High transparency Josephson junctions on SiGe/Ge/SiGe heterostructures for quantum information

In recent years, there is increasing interest in hybrid superconductor-semiconductor (S-Sm) devices due to several possible applications in quantum information including gate-tunable transmons and parametric amplifiers. These realizations rely on S-Sm-S Josephson junctions for which the non-dissipative supercurrent can be tuned by an electrostatic gate creating a Josephson Field Effect Transistor (JoFET). Additionally, coherent double Cooper pairs transmission can occur in highly transparence S-Sm interface. The phenomenon corresponds to the cos(2φ) term in energy-phase relation which is necessary to implement the protected qubit.

Silicon-germanium (SiGe) heterostructures is one of the potential platforms to host the hybrid devices due to high hole mobility and the low Schottky barrier at the Ge-metal interface. Additionally, the compatibility with the silicon-based semiconductor industry is a capable advantage for the scaling-up qubit platform.

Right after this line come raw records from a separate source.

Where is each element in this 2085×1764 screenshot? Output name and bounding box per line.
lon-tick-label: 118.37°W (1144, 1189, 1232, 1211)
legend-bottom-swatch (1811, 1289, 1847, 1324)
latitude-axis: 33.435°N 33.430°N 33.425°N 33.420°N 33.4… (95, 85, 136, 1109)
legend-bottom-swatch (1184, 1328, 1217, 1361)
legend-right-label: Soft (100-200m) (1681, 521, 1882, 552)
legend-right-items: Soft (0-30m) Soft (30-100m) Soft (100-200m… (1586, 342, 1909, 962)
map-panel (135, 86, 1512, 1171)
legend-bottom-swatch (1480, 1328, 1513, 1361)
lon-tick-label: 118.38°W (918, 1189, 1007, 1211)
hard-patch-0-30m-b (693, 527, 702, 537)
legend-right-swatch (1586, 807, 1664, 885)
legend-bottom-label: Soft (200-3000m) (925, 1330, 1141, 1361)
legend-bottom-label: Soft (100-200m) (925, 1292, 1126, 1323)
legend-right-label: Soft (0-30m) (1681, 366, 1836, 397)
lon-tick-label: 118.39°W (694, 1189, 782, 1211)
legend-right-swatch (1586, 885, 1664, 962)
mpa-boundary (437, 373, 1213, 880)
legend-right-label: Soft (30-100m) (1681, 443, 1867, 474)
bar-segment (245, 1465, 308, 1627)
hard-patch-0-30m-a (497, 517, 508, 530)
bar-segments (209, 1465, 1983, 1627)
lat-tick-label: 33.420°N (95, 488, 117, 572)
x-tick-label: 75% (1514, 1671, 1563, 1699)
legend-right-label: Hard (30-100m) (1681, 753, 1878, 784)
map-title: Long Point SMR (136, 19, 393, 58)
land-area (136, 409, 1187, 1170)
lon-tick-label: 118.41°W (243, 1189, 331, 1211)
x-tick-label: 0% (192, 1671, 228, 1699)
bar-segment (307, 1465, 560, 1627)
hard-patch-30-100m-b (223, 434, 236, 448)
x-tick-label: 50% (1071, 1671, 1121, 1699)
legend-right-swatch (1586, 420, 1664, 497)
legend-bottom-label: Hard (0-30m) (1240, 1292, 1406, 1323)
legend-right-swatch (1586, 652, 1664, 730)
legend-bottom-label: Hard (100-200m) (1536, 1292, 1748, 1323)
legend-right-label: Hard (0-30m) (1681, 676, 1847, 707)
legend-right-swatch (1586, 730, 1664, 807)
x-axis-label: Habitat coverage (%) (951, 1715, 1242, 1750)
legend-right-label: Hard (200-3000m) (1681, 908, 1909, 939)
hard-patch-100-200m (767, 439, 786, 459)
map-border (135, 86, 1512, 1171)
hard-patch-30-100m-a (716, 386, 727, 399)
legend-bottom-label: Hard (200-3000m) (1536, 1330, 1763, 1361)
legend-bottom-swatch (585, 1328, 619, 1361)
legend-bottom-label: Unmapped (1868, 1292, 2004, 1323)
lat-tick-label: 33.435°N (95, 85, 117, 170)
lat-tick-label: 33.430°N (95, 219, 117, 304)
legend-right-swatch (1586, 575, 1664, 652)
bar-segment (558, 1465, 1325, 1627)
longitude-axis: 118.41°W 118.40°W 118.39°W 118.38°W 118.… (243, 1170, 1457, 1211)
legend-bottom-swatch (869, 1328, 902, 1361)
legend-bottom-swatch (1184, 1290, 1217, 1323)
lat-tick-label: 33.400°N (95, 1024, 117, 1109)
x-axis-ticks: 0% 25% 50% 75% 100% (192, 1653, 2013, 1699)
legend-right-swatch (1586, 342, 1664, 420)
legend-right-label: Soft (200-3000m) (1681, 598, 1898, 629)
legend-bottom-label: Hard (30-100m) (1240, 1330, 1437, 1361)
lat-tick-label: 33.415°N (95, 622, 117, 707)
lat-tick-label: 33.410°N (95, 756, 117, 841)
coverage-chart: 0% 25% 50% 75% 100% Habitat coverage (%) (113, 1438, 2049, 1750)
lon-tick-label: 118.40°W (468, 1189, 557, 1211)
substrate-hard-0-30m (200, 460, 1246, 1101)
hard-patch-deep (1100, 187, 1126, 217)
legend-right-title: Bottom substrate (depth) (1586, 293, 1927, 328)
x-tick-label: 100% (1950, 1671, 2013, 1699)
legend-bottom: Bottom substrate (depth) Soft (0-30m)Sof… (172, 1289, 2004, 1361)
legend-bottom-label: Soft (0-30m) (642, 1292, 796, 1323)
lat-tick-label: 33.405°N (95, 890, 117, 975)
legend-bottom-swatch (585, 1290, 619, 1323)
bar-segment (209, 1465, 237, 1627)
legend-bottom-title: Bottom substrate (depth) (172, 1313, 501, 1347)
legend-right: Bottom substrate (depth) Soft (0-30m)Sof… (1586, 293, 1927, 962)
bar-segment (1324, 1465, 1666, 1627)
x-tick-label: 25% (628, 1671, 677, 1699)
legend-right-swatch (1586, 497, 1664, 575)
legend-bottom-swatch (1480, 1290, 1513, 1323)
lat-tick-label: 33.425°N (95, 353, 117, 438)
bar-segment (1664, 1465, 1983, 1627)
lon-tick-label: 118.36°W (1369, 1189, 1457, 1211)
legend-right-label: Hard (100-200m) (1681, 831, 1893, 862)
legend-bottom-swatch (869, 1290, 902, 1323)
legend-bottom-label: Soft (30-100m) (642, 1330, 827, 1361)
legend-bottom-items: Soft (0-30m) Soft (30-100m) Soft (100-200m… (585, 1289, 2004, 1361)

In this work, the exhaustive study of the properties of Ge-based JoFET is performed as a function of the gate voltage, temperature and magnetic field. Below the superconducting transition of the Al contacts, the devices exhibit a strong superconducting proximity effect due to a very high transparency at the S-Sm interfaces. The I_CR_N products extracted from the measurements exhibit the value up to 100µV for the shortest junction length (150 nanometers). The normalized excess current (I_excR_N/Δ) gives a transparency τ ≈ 0.9. The sub-gap anomaly features indicating multiple Andreev reflections (MAR) are observed up to the third order. For some devices, we also observed integer and half-integer Shapiro steps indicating the non-sinusoidal current-phase relation (CPR).